La tradition veut, en effet, qu’un Africain soit aux commandes de l’OIF. L’appui du Canada, du Québec, du Nouveau-Brunswick et d’Haïti compte, mais insuffisant, paraît-il, pour faire pencher la balance. Important de noter qu’aucun pays africain n’a jusqu’ici dit officiellement OUI à Michaelle Jean, malgré la campagne bien rodée qu’elle a menée auprès des leaders francophones des cinq continents de la planète.

La France n’a pas de candidat, certes, mais se sert toujours de son influence pour imposer le sien par le truchement d’un visage africain. Le mutisme de François Hollande, dont le pays assure les 43% du budget de l’OIF, n’est pas rassurant. D’autant que les coulisses diplomatiques rapportent que François Hollande aurait même offert le poste à Blaise Compaoré (ex-président du Burkina Faso) avant sa chute inattendue il y a trois semaines…

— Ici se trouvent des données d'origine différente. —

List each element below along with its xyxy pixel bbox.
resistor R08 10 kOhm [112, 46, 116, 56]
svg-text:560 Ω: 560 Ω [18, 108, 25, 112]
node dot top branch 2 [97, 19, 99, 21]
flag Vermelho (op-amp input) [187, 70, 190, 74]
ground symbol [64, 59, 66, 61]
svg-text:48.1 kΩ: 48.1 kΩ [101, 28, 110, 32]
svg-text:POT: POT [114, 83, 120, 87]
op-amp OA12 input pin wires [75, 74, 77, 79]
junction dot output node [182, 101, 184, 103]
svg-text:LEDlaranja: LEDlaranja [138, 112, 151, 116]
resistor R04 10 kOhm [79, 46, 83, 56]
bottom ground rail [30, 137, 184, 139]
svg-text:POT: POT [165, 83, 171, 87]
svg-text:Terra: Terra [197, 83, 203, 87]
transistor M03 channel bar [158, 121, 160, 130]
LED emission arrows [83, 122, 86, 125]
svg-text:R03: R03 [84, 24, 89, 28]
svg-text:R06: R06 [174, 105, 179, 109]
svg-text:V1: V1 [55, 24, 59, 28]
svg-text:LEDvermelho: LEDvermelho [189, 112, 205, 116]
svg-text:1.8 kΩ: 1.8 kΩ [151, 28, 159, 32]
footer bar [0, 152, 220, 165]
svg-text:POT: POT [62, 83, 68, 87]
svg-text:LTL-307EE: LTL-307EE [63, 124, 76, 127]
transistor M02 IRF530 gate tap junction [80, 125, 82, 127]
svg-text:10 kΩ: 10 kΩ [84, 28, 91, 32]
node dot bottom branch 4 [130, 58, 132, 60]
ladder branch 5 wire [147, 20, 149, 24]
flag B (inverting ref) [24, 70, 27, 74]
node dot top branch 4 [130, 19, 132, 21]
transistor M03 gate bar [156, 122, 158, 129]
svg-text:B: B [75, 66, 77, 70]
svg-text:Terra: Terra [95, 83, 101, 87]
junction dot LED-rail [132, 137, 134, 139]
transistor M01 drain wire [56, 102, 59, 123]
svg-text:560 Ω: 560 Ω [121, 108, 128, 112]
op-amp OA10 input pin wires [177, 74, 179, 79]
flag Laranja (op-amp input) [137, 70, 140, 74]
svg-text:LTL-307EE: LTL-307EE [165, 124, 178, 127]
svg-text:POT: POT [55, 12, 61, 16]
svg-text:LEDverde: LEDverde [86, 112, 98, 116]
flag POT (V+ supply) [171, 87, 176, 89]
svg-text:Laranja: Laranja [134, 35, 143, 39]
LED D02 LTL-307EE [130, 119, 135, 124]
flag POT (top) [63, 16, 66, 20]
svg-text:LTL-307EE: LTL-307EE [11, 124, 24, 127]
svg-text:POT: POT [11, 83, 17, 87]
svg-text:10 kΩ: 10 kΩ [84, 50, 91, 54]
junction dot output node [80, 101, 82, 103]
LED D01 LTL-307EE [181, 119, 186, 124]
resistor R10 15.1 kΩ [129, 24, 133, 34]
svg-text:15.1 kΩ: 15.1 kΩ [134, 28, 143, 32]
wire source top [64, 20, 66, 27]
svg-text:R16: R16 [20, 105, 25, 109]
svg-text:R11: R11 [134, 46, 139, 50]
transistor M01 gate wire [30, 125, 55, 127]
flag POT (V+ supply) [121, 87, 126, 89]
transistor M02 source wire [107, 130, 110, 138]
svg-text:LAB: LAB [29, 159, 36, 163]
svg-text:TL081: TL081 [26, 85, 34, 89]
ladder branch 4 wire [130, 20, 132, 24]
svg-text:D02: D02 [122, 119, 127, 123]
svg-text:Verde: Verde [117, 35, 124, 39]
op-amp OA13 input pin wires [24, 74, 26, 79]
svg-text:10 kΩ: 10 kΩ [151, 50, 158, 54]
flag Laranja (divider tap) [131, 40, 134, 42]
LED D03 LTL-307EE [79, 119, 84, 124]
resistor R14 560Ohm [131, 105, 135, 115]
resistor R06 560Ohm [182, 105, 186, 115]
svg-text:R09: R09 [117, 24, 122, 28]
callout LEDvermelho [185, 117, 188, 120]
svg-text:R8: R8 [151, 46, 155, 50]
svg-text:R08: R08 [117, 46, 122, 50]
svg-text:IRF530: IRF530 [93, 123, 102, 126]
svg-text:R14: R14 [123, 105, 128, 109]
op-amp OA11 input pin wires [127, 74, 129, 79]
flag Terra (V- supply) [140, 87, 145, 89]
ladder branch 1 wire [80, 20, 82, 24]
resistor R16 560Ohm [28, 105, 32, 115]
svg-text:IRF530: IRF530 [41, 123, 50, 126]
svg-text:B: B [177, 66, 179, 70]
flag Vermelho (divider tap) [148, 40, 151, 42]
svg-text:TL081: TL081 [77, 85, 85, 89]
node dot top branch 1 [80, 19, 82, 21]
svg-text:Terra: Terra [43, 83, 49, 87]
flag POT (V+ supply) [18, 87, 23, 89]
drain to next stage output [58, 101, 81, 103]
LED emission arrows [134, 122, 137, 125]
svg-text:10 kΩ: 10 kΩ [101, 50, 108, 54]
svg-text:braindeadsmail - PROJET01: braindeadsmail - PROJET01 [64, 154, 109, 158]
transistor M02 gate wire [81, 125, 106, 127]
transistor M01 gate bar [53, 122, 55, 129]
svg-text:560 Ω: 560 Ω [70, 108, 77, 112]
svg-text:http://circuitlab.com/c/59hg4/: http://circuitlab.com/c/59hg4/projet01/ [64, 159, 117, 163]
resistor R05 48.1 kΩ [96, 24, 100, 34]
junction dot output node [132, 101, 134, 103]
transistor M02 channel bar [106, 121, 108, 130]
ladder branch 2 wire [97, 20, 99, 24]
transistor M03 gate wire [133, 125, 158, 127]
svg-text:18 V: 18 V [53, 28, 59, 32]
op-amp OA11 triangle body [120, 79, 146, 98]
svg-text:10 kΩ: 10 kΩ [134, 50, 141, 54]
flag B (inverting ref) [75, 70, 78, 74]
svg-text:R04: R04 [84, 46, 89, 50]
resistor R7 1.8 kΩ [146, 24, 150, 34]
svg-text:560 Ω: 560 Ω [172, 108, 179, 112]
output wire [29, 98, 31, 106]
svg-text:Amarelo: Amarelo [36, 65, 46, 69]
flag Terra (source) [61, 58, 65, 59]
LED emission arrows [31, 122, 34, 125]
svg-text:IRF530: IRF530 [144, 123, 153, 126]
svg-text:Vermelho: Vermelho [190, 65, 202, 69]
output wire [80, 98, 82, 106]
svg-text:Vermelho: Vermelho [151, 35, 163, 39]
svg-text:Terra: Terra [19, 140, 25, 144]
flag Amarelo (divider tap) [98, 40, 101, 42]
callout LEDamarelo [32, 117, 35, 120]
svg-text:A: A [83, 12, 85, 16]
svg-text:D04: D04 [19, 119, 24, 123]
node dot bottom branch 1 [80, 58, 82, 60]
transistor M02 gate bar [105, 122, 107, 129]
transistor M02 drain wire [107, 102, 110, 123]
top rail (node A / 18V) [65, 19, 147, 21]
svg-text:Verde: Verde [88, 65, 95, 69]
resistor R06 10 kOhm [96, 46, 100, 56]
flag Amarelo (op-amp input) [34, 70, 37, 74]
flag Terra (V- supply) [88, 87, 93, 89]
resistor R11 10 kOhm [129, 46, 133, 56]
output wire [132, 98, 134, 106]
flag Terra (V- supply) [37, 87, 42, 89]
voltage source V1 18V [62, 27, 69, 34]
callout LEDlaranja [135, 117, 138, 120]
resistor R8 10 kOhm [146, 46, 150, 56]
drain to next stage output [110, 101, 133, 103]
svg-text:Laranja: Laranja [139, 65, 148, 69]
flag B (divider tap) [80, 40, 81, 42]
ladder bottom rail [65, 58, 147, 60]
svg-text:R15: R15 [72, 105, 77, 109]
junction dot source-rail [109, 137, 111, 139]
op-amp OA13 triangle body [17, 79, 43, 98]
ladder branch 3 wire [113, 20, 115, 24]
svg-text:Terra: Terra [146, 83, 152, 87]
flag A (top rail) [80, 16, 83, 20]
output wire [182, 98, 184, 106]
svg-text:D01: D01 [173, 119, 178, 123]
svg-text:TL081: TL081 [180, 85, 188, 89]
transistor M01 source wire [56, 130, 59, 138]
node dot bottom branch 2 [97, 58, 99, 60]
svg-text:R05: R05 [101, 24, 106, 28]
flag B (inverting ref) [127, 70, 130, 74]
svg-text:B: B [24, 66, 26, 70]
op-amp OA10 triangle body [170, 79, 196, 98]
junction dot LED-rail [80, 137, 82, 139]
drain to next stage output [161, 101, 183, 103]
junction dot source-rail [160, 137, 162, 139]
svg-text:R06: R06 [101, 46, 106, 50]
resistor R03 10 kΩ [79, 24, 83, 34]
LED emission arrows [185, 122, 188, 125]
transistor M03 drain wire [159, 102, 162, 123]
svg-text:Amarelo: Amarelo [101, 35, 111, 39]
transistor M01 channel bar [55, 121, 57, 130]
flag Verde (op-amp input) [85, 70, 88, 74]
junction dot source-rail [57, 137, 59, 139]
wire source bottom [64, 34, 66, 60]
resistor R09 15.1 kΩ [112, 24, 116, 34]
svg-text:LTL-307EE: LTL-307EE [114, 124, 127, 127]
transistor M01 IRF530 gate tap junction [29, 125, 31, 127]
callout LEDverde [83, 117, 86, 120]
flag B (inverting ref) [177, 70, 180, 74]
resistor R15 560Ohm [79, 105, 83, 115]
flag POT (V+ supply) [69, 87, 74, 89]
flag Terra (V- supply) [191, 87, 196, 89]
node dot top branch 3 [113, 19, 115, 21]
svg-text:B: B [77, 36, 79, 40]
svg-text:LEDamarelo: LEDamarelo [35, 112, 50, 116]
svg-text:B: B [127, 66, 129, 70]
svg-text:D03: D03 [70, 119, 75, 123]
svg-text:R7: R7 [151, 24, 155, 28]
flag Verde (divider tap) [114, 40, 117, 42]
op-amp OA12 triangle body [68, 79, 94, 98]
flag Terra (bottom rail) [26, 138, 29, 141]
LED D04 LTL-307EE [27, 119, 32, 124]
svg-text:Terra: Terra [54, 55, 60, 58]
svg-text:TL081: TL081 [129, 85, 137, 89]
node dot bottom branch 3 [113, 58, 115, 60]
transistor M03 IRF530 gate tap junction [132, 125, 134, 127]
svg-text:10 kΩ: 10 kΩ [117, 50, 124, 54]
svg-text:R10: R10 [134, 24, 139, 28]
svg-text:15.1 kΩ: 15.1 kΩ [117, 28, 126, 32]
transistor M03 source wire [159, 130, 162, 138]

Toujours est-il que rien n’est joué. En l’absence de consensus africain, le choix pourrait bien porter sur l’envoyée spéciale de l’Unesco pour Haïti, vu que le portfolio des quatre autres candidats n’arrive pas à créer l’enthousiasme suscitée par celui de Michaelle Jean. La tâche revient donc au ministre haïtien des Affaires étrangères, Duly Brutus, de jouer des coudes auprès de la quarantaine de chefs d’États et de gouvernements actuellement présents au Sénégal. Mais, c’est sûr que, en matière de négociations ou de diplomatie, la stature d’un chancelier ne vaut jamais celle d’un chef d’État.

Est- ce à dire que Michel Martelly et Laurent Lamothe ont lâché Michaëlle Jean à la seconde où leur appui pourrait vraiment contribuer à faire changer la donne? On se croise les doigts!